Irish airline Ryanair is said to be suing pilots union IALPA and the Guardian for defamation, as it continues to deal with the scheduling crisis that has led to hundreds of flights being cancelled.
Responding to reports from a local journalist that Ryanair was taking legal action against both parties, a spokesperson for the budget airline said: "We don’t comment on pending legal matters, however we will issue legal proceedings against any media or unions which publish false claims about our safety."
However, the Guardian said it was not subject to any legal proceedings by Ryanair, although it has been contacted by the airline.
"We have not been served with defamation proceedings. We have received a letter of complaint which we are looking into," a spokesperson for the Guardian News & Media said.
IALPA has been contacted for comment.
Chief executive Michael O'Leary apologised to shareholders and passengers at today's annual general meeting for the disruption to flights caused by a backlog of crew leave: staff have so much holiday left to take in the final quarter that the airline is struggling to fill rotas.

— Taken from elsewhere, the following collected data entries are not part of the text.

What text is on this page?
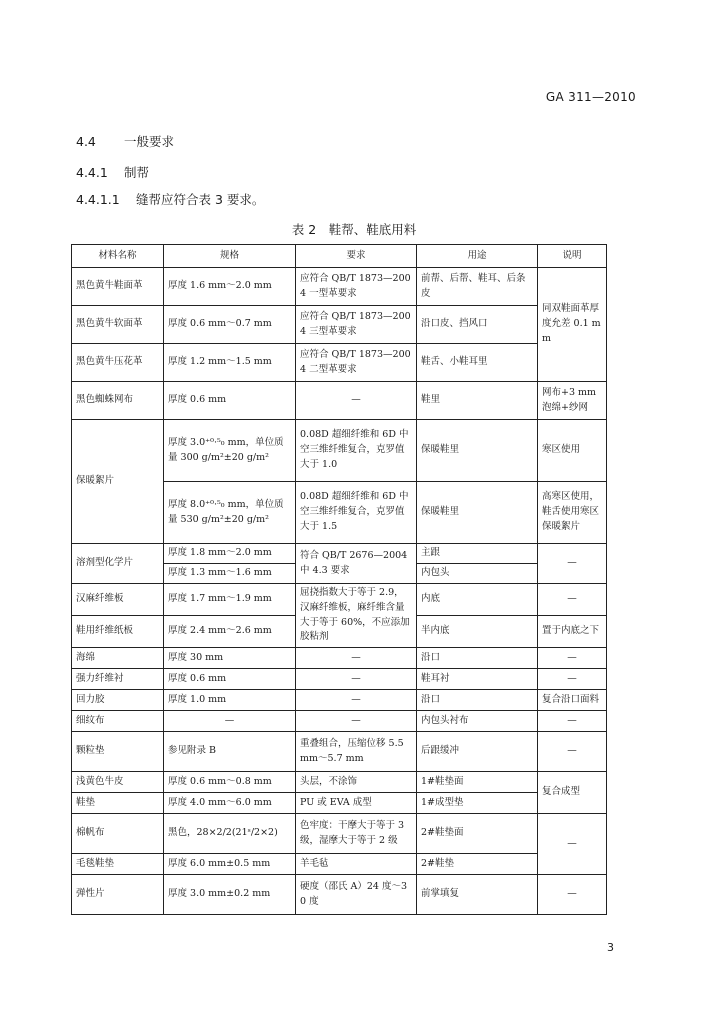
GA 311—2010
4.4 一般要求
4.4.1 制帮
4.4.1.1 缝帮应符合表 3 要求。
表 2　鞋帮、鞋底用料
材料名称	规格	要求	用途	说明
黑色黄牛鞋面革	厚度 1.6 mm～2.0 mm	应符合 QB/T 1873—2004 一型革要求	前帮、后帮、鞋耳、后条皮	同双鞋面革厚度允差 0.1 mm
黑色黄牛软面革	厚度 0.6 mm～0.7 mm	应符合 QB/T 1873—2004 三型革要求	沿口皮、挡风口	
黑色黄牛压花革	厚度 1.2 mm～1.5 mm	应符合 QB/T 1873—2004 二型革要求	鞋舌、小鞋耳里	
黑色蜘蛛网布	厚度 0.6 mm	—	鞋里	网布+3 mm 泡绵+纱网
保暖絮片	厚度 3.0⁺⁰·⁵₀ mm，单位质量 300 g/m²±20 g/m²	0.08D 超细纤维和 6D 中空三维纤维复合，克罗值大于 1.0	保暖鞋里	寒区使用
	厚度 8.0⁺⁰·⁵₀ mm，单位质量 530 g/m²±20 g/m²	0.08D 超细纤维和 6D 中空三维纤维复合，克罗值大于 1.5	保暖鞋里	高寒区使用，鞋舌使用寒区保暖絮片
溶剂型化学片	厚度 1.8 mm～2.0 mm	符合 QB/T 2676—2004 中 4.3 要求	主跟	—
	厚度 1.3 mm～1.6 mm		内包头	
汉麻纤维板	厚度 1.7 mm～1.9 mm	屈挠指数大于等于 2.9，汉麻纤维板，麻纤维含量大于等于 60%，不应添加胶粘剂	内底	—
鞋用纤维纸板	厚度 2.4 mm～2.6 mm		半内底	置于内底之下
海绵	厚度 30 mm	—	沿口	—
强力纤维衬	厚度 0.6 mm	—	鞋耳衬	—
回力胶	厚度 1.0 mm	—	沿口	复合沿口面料
细纹布	—	—	内包头衬布	—
颗粒垫	参见附录 B	重叠组合，压缩位移 5.5 mm～5.7 mm	后跟缓冲	—
浅黄色牛皮	厚度 0.6 mm～0.8 mm	头层，不涂饰	1#鞋垫面	复合成型
鞋垫	厚度 4.0 mm～6.0 mm	PU 或 EVA 成型	1#成型垫	
棉帆布	黑色，28×2/2(21ˢ/2×2)	色牢度：干摩大于等于 3 级，湿摩大于等于 2 级	2#鞋垫面	—
毛毯鞋垫	厚度 6.0 mm±0.5 mm	羊毛毡	2#鞋垫	
弹性片	厚度 3.0 mm±0.2 mm	硬度（邵氏 A）24 度～30 度	前掌填复	—
3
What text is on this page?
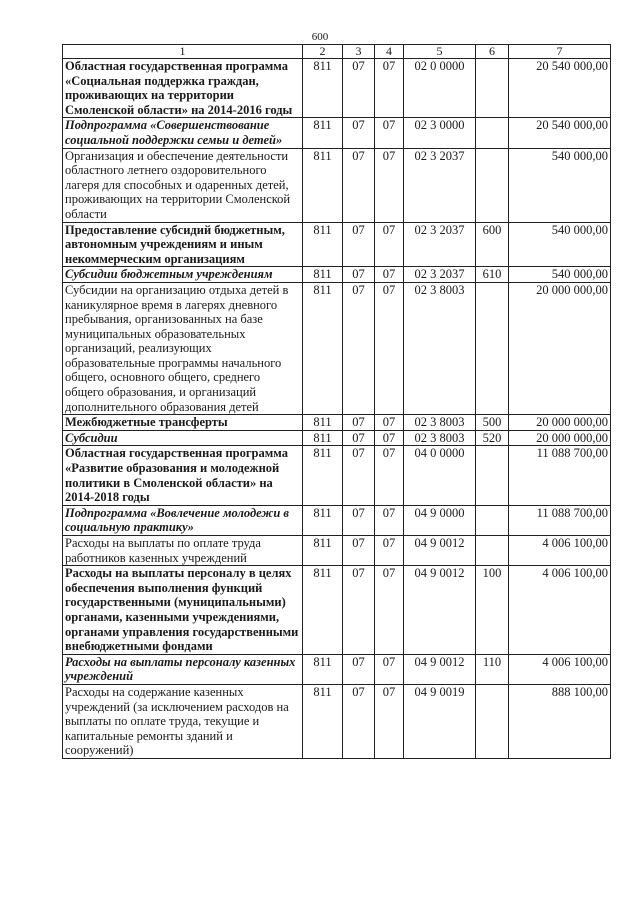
600
1	2	3	4	5	6	7
Областная государственная программа «Социальная поддержка граждан, проживающих на территории Смоленской области» на 2014-2016 годы	811	07	07	02 0 0000		20 540 000,00
Подпрограмма «Совершенствование социальной поддержки семьи и детей»	811	07	07	02 3 0000		20 540 000,00
Организация и обеспечение деятельности областного летнего оздоровительного лагеря для способных и одаренных детей, проживающих на территории Смоленской области	811	07	07	02 3 2037		540 000,00
Предоставление субсидий бюджетным, автономным учреждениям и иным некоммерческим организациям	811	07	07	02 3 2037	600	540 000,00
Субсидии бюджетным учреждениям	811	07	07	02 3 2037	610	540 000,00
Субсидии на организацию отдыха детей в каникулярное время в лагерях дневного пребывания, организованных на базе муниципальных образовательных организаций, реализующих образовательные программы начального общего, основного общего, среднего общего образования, и организаций дополнительного образования детей	811	07	07	02 3 8003		20 000 000,00
Межбюджетные трансферты	811	07	07	02 3 8003	500	20 000 000,00
Субсидии	811	07	07	02 3 8003	520	20 000 000,00
Областная государственная программа «Развитие образования и молодежной политики в Смоленской области» на 2014-2018 годы	811	07	07	04 0 0000		11 088 700,00
Подпрограмма «Вовлечение молодежи в социальную практику»	811	07	07	04 9 0000		11 088 700,00
Расходы на выплаты по оплате труда работников казенных учреждений	811	07	07	04 9 0012		4 006 100,00
Расходы на выплаты персоналу в целях обеспечения выполнения функций государственными (муниципальными) органами, казенными учреждениями, органами управления государственными внебюджетными фондами	811	07	07	04 9 0012	100	4 006 100,00
Расходы на выплаты персоналу казенных учреждений	811	07	07	04 9 0012	110	4 006 100,00
Расходы на содержание казенных учреждений (за исключением расходов на выплаты по оплате труда, текущие и капитальные ремонты зданий и сооружений)	811	07	07	04 9 0019		888 100,00
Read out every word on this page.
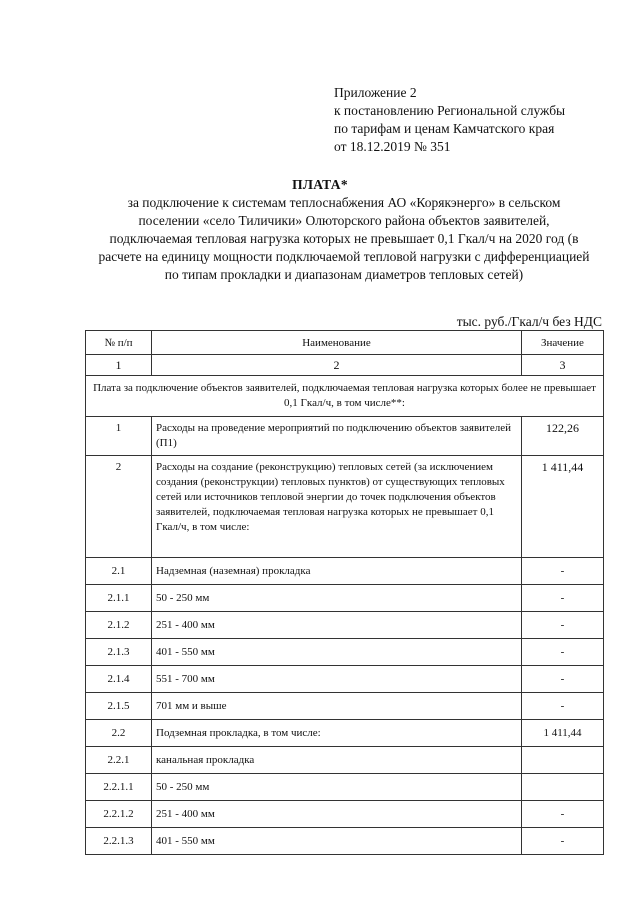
Приложение 2
к постановлению Региональной службы
по тарифам и ценам Камчатского края
от 18.12.2019 № 351
ПЛАТА*
за подключение к системам теплоснабжения АО «Корякэнерго» в сельском поселении «село Тиличики» Олюторского района объектов заявителей, подключаемая тепловая нагрузка которых не превышает 0,1 Гкал/ч на 2020 год (в расчете на единицу мощности подключаемой тепловой нагрузки с дифференциацией по типам прокладки и диапазонам диаметров тепловых сетей)
тыс. руб./Гкал/ч без НДС
№ п/п	Наименование	Значение
1	2	3
Плата за подключение объектов заявителей, подключаемая тепловая нагрузка которых более не превышает 0,1 Гкал/ч, в том числе**:		
1	Расходы на проведение мероприятий по подключению объектов заявителей (П1)	122,26
2	Расходы на создание (реконструкцию) тепловых сетей (за исключением создания (реконструкции) тепловых пунктов) от существующих тепловых сетей или источников тепловой энергии до точек подключения объектов заявителей, подключаемая тепловая нагрузка которых не превышает 0,1 Гкал/ч, в том числе:	1 411,44
2.1	Надземная (наземная) прокладка	-
2.1.1	50 - 250 мм	-
2.1.2	251 - 400 мм	-
2.1.3	401 - 550 мм	-
2.1.4	551 - 700 мм	-
2.1.5	701 мм и выше	-
2.2	Подземная прокладка, в том числе:	1 411,44
2.2.1	канальная прокладка	
2.2.1.1	50 - 250 мм	
2.2.1.2	251 - 400 мм	-
2.2.1.3	401 - 550 мм	-
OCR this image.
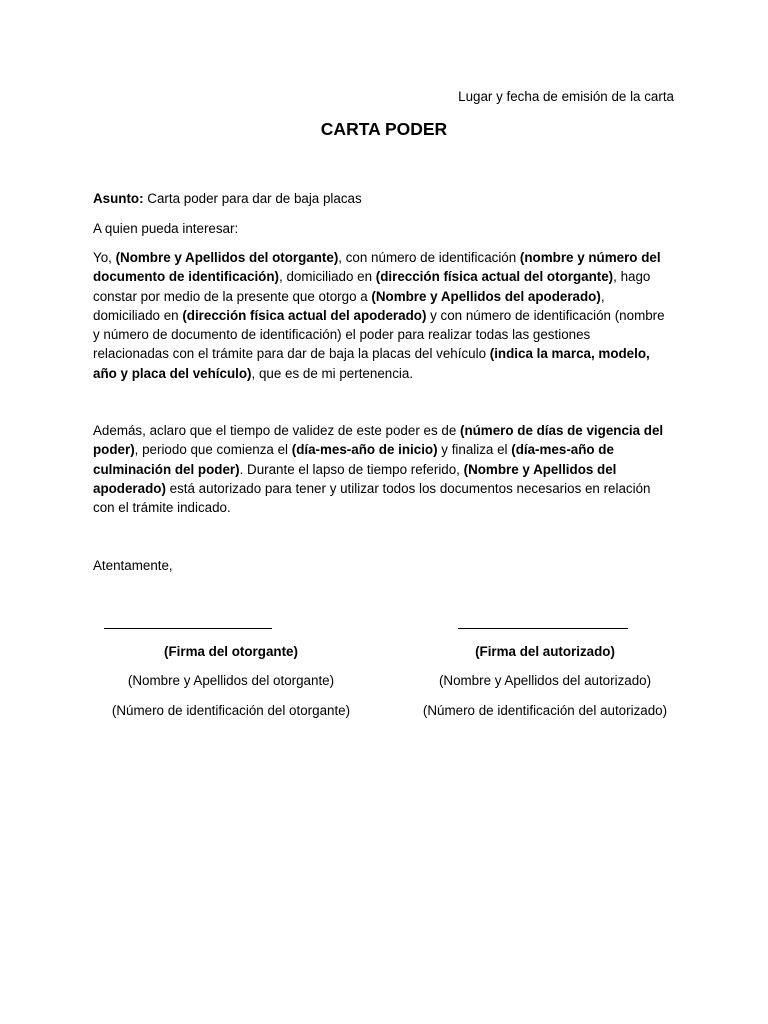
Lugar y fecha de emisión de la carta
CARTA PODER

Asunto: Carta poder para dar de baja placas

A quien pueda interesar:

Yo, (Nombre y Apellidos del otorgante), con número de identificación (nombre y número del documento de identificación), domiciliado en (dirección física actual del otorgante), hago constar por medio de la presente que otorgo a (Nombre y Apellidos del apoderado), domiciliado en (dirección física actual del apoderado) y con número de identificación (nombre y número de documento de identificación) el poder para realizar todas las gestiones relacionadas con el trámite para dar de baja la placas del vehículo (indica la marca, modelo, año y placa del vehículo), que es de mi pertenencia.

Además, aclaro que el tiempo de validez de este poder es de (número de días de vigencia del poder), periodo que comienza el (día-mes-año de inicio) y finaliza el (día-mes-año de culminación del poder). Durante el lapso de tiempo referido, (Nombre y Apellidos del apoderado) está autorizado para tener y utilizar todos los documentos necesarios en relación con el trámite indicado.

Atentamente,

(Firma del otorgante)	(Firma del autorizado)
(Nombre y Apellidos del otorgante)	(Nombre y Apellidos del autorizado)
(Número de identificación del otorgante)	(Número de identificación del autorizado)
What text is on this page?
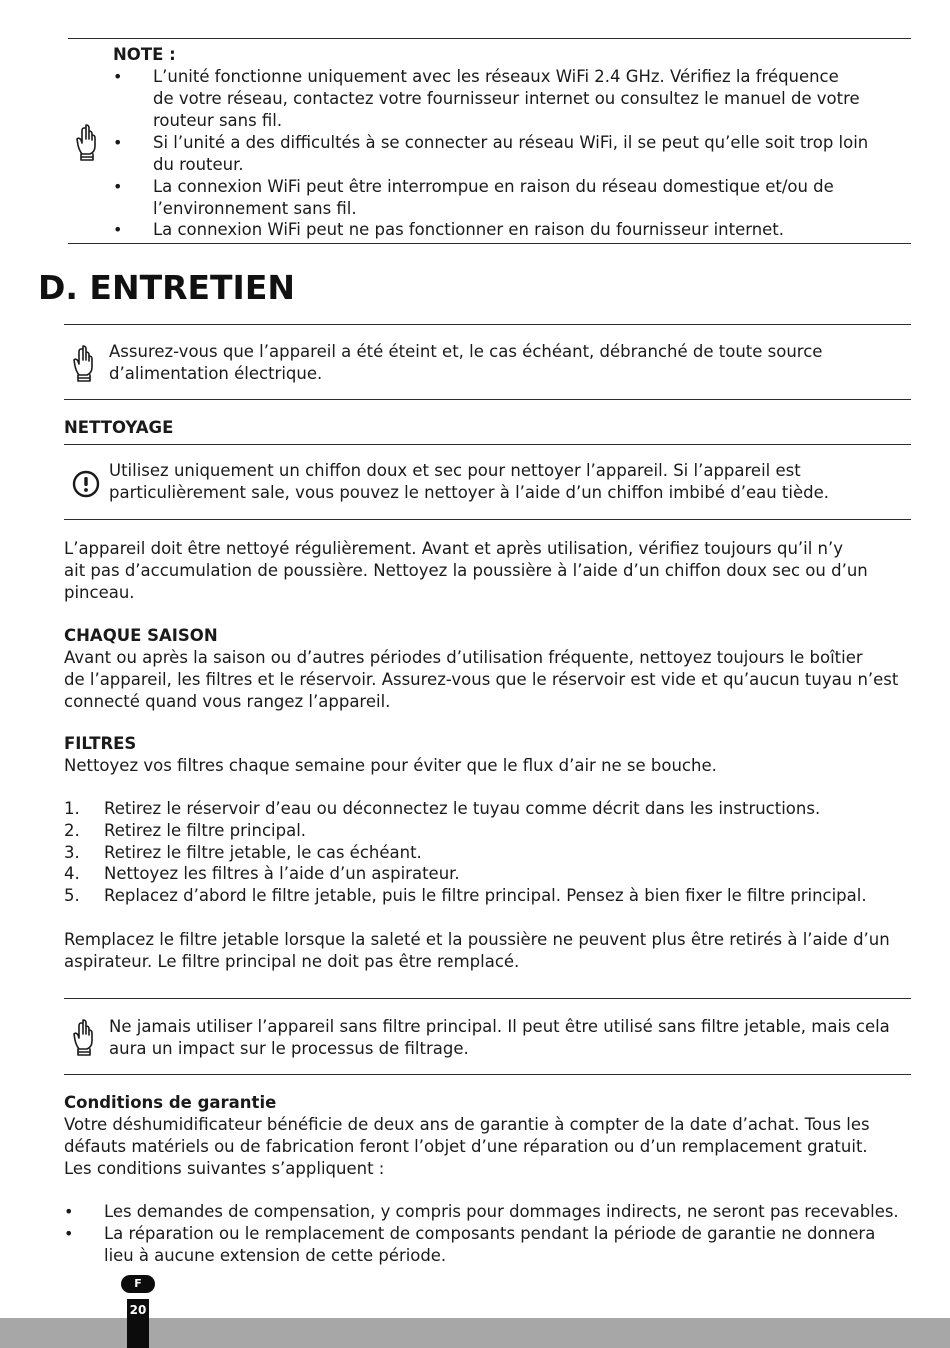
NOTE :
• L’unité fonctionne uniquement avec les réseaux WiFi 2.4 GHz. Vérifiez la fréquence
de votre réseau, contactez votre fournisseur internet ou consultez le manuel de votre
routeur sans fil.
• Si l’unité a des difficultés à se connecter au réseau WiFi, il se peut qu’elle soit trop loin
du routeur.
• La connexion WiFi peut être interrompue en raison du réseau domestique et/ou de
l’environnement sans fil.
• La connexion WiFi peut ne pas fonctionner en raison du fournisseur internet.
D. ENTRETIEN
Assurez-vous que l’appareil a été éteint et, le cas échéant, débranché de toute source
d’alimentation électrique.
NETTOYAGE
Utilisez uniquement un chiffon doux et sec pour nettoyer l’appareil. Si l’appareil est
particulièrement sale, vous pouvez le nettoyer à l’aide d’un chiffon imbibé d’eau tiède.
L’appareil doit être nettoyé régulièrement. Avant et après utilisation, vérifiez toujours qu’il n’y
ait pas d’accumulation de poussière. Nettoyez la poussière à l’aide d’un chiffon doux sec ou d’un
pinceau.
CHAQUE SAISON
Avant ou après la saison ou d’autres périodes d’utilisation fréquente, nettoyez toujours le boîtier
de l’appareil, les filtres et le réservoir. Assurez-vous que le réservoir est vide et qu’aucun tuyau n’est
connecté quand vous rangez l’appareil.
FILTRES
Nettoyez vos filtres chaque semaine pour éviter que le flux d’air ne se bouche.
1. Retirez le réservoir d’eau ou déconnectez le tuyau comme décrit dans les instructions.
2. Retirez le filtre principal.
3. Retirez le filtre jetable, le cas échéant.
4. Nettoyez les filtres à l’aide d’un aspirateur.
5. Replacez d’abord le filtre jetable, puis le filtre principal. Pensez à bien fixer le filtre principal.
Remplacez le filtre jetable lorsque la saleté et la poussière ne peuvent plus être retirés à l’aide d’un
aspirateur. Le filtre principal ne doit pas être remplacé.
Ne jamais utiliser l’appareil sans filtre principal. Il peut être utilisé sans filtre jetable, mais cela
aura un impact sur le processus de filtrage.
Conditions de garantie
Votre déshumidificateur bénéficie de deux ans de garantie à compter de la date d’achat. Tous les
défauts matériels ou de fabrication feront l’objet d’une réparation ou d’un remplacement gratuit.
Les conditions suivantes s’appliquent :
• Les demandes de compensation, y compris pour dommages indirects, ne seront pas recevables.
• La réparation ou le remplacement de composants pendant la période de garantie ne donnera
lieu à aucune extension de cette période.
F
20
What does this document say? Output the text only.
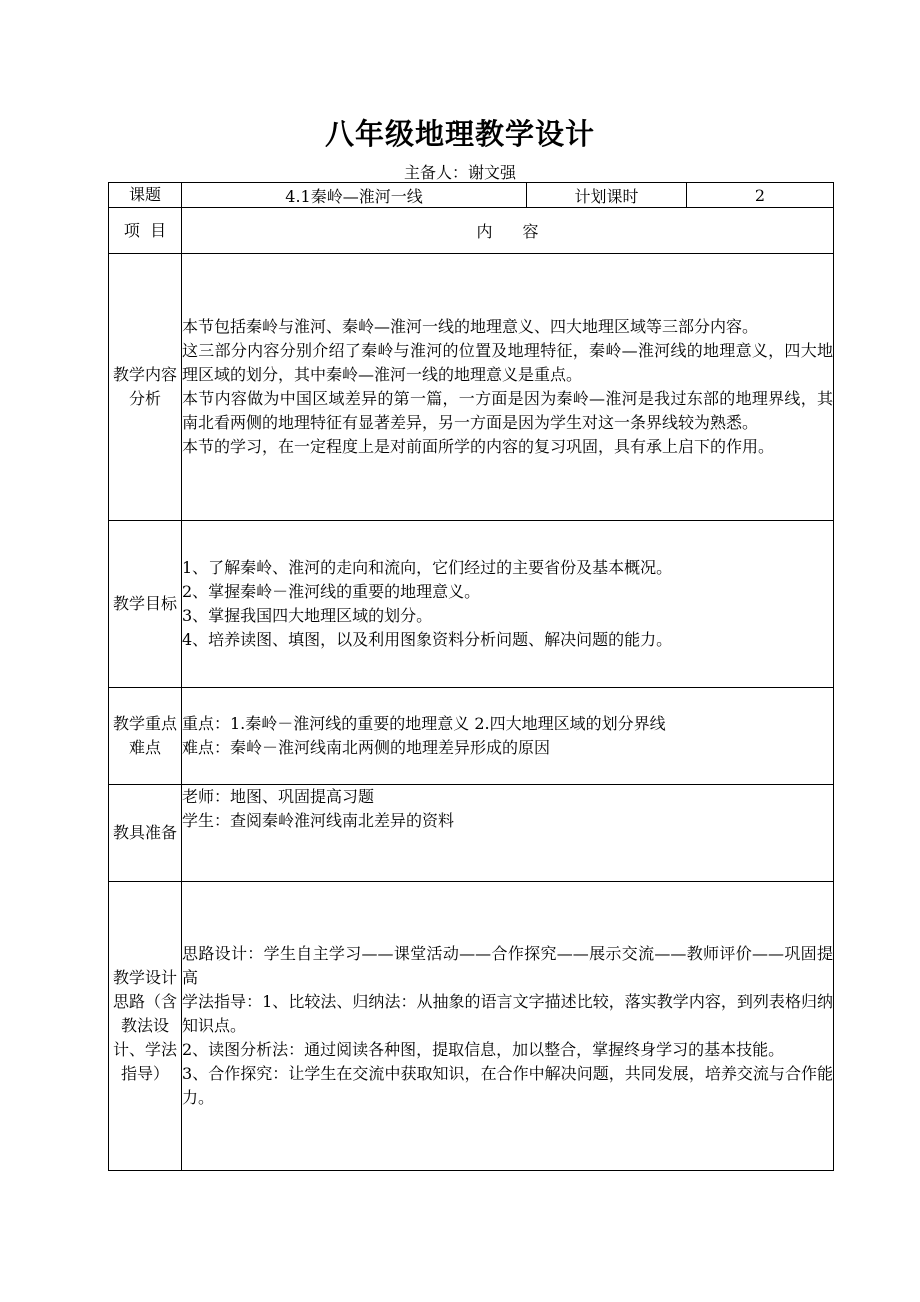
八年级地理教学设计
主备人：谢文强
课题	4.1秦岭—淮河一线	计划课时	2
项  目	内 容		
教学内容分析	本节包括秦岭与淮河、秦岭—淮河一线的地理意义、四大地理区域等三部分内容。

这三部分内容分别介绍了秦岭与淮河的位置及地理特征，秦岭—淮河线的地理意义，四大地理区域的划分，其中秦岭—淮河一线的地理意义是重点。

本节内容做为中国区域差异的第一篇，一方面是因为秦岭—淮河是我过东部的地理界线，其南北看两侧的地理特征有显著差异，另一方面是因为学生对这一条界线较为熟悉。

本节的学习，在一定程度上是对前面所学的内容的复习巩固，具有承上启下的作用。		

教学目标	1、了解秦岭、淮河的走向和流向，它们经过的主要省份及基本概况。

2、掌握秦岭－淮河线的重要的地理意义。

3、掌握我国四大地理区域的划分。

4、培养读图、填图，以及利用图象资料分析问题、解决问题的能力。		

教学重点难点	重点：1.秦岭－淮河线的重要的地理意义 2.四大地理区域的划分界线

难点：秦岭－淮河线南北两侧的地理差异形成的原因		

教具准备	老师：地图、巩固提高习题

学生：查阅秦岭淮河线南北差异的资料		

教学设计思路（含教法设计、学法指导）	思路设计：学生自主学习——课堂活动——合作探究——展示交流——教师评价——巩固提高

学法指导：1、比较法、归纳法：从抽象的语言文字描述比较，落实教学内容，到列表格归纳知识点。

2、读图分析法：通过阅读各种图，提取信息，加以整合，掌握终身学习的基本技能。

3、合作探究：让学生在交流中获取知识，在合作中解决问题，共同发展，培养交流与合作能力。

The company revealed last weekend that it would have to cancel up to 50 flights per day over a six week period, and O'Leary has estimated the debacle will cost Ryanair €25m (£22m) in compensation payouts and other costs.
O'Leary said a possible solution to the problems could be to force 500 pilots to change their holiday plans in order to avoid further disruption.
He also said Ryanair is planning to recruit 125 new pilots over the next two weeks, as well as increasing pay.
However, analysts were not wholly convinced by the outspoken airline boss' proposed methods of atonement.
"The damage is growing beyond the cancelled flights – there appears to be a dual threat to Ryanair’s model beyond the reputational damage and upfront compensation costs," warned Neil Wilson, senior market analyst at ETX Capital.
"The cancellation fiasco has created a window for pilots to assert themselves and they appear determined to take full advantage."
Wilson said that while reputational damage is "clearly a factor" it is a lot harder to assess and quantify, "and it may take some time for the true impact of the debacle to be known".
Ryanair's 'Always Getting Better' turnaround plan has been set back, Wilson said, adding: "Reputational damage is all relative – Ryanair never really had a fantastic reputation for customer service. What has investors concerned is that costs look set to rise and profits fall."
Meanwhile, Jasper Lawler at London Capital Group, said the timing of this week's crisis could not have been much worse for Ryanair, given that it "had been making reputational gains against rival EasyJet at a time of uncertainty surrounding the Open Skies agreement".
"The setback could cost precious summer bookings next season," Lawler added.